St. Töniser Schüler fahren nach Auschwitz
Schon zum dritten Mal besucht eine Gruppe des Michael-Ende-Gymnasiums das ehemalige Konzentrationslager. Die Teilnehmer haben sich mental vorbereitet.
St. Tönis. Die Frage, was man für eine fünftägige Kurzreise in seinen Koffer packt, ist mit Blick auf den Wettertrend mehr oder weniger zügig zu beantworten. Aber wie wappnet man sich für eine Reise, die einen an Orte führt, die für Gräueltaten von Menschen stehen, an denen Kinder, Männer, Frauen gequält und ermordet wurden, eine Reise zum Vernichtungslager Auschwitz-Birkenau?
22 Schüler des Michael-Ende-Gymnasiums (MEG) lassen sich auf diese Erfahrung ein, nehmen über das kommende Wochenende an einem Seminar der Karl-Arnold-Stiftung für politisch interessierte Schüler teil. Diese dritte Auschwitz-Fahrt des MEG, das dieses Angebot als Erinnerungskultur 2015 im Schulprogramm verankert hat, haben die Lehrer Dieter Bergau, Daniel Wirth und Nicole De Bruyn vorbereitet. Organisatorisch ist die Planung für Geschichts- und Philosophielehrer Wirth schon Routine. Die Herausforderung vor Ort, offen für die Emotionalität der Schüler zu bleiben, richtig auf sie zu reagieren und sie angemessen aufzufangen, ist es nicht.
Konstantin, der wie die anderen Seminarteilnehmer in zwei Wochen die ersten Vorabi-Klausuren schreiben wird, hat im vorigen Jahr erlebt, wie genau diese Fahrt und die vor Ort gemachten Erfahrungen seinen Bruder „schockiert und verändert haben. Sie hat seine Einstellung zum Leben verändert, ihn reifer gemacht.“
Konstantin fühlt sich gut vorbereitet: Sein Interesse an Geschichte, die Belegung des Geschichtsleistungskurses gibt ihm ein gutes Wissensgerüst mit vielen Daten und Fakten. „Aber wie ich auf Einzelschicksale reagieren werde, von denen wir dort erfahren werden, das weiß ich nicht.“
Jonas ist durch den Tag des Gedenkens an die Opfer des Nationalsozialismus am 27. Januar „noch einmal klar geworden, warum ich mitfahre. Ich rechne damit, dass es mich emotional packt.“ Wenn man sich dem Thema geschichtswissenschaftlich nähere, sei das etwas anderes, als wenn man das menschlich tue.
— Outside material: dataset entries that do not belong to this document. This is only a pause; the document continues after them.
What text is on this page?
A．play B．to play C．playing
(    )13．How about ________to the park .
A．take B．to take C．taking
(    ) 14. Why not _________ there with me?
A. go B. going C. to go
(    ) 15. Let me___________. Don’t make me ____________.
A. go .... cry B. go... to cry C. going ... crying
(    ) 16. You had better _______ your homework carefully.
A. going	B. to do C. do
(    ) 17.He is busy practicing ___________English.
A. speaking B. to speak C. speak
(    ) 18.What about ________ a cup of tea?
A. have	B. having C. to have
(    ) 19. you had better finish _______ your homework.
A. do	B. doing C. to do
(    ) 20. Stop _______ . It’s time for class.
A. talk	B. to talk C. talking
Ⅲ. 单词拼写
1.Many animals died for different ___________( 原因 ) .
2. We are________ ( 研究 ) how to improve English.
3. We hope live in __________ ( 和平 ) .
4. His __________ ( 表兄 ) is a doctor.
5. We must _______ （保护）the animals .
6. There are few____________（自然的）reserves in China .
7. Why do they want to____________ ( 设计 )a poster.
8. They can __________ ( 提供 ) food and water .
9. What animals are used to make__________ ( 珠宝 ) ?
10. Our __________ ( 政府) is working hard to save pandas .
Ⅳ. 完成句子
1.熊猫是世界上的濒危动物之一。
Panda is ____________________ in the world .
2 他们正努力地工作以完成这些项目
Konstantin möchte sein „Wissen aus Büchern mit dem realen Eindruck verknüpfen“. Er macht zurzeit einen „Rechtsruck in der Gesellschaft“ aus. „In dieser Zeit ist so eine Fahrt noch wertvoller. Auch wenn wir nur 22 Schüler sind, wir dokumentieren diese Fahrt, wir reden darüber und erreichen so viele andere. Das ist doch eine gute Präventivmaßnahme.“
Jonas ist auf die Begegnung mit einem Zeitzeugen gespannt. Konstantin glaubt, dass der besuch des Vernichtungslagers Auschwitz-Birkenau die „bedrückendste Erfahrung“ werden wird. Lena erwartet, dass ihr der Besuch dort noch einmal einen ganz anderen Blick ermöglicht. Christian interessiert sich für die dokumentieren Einzelschicksale.
Teresas Tante war schon in Auschwitz. Sie hat ihrer Nichte die Mitfahrt ans Herz gelegt. Auch die Eltern von Lena wollten ihrer Tochter die Fahrt unbedingt ermöglichen. Den Vater von Fritz imponiert, dass sein Sohn mitfährt und er sich für dieses Thema öffnet.
Morgen früh hebt der Flieger der Tönisvorster ab. Ihre Koffer sind vorbereitet. Ihre Gemüter sind es auch.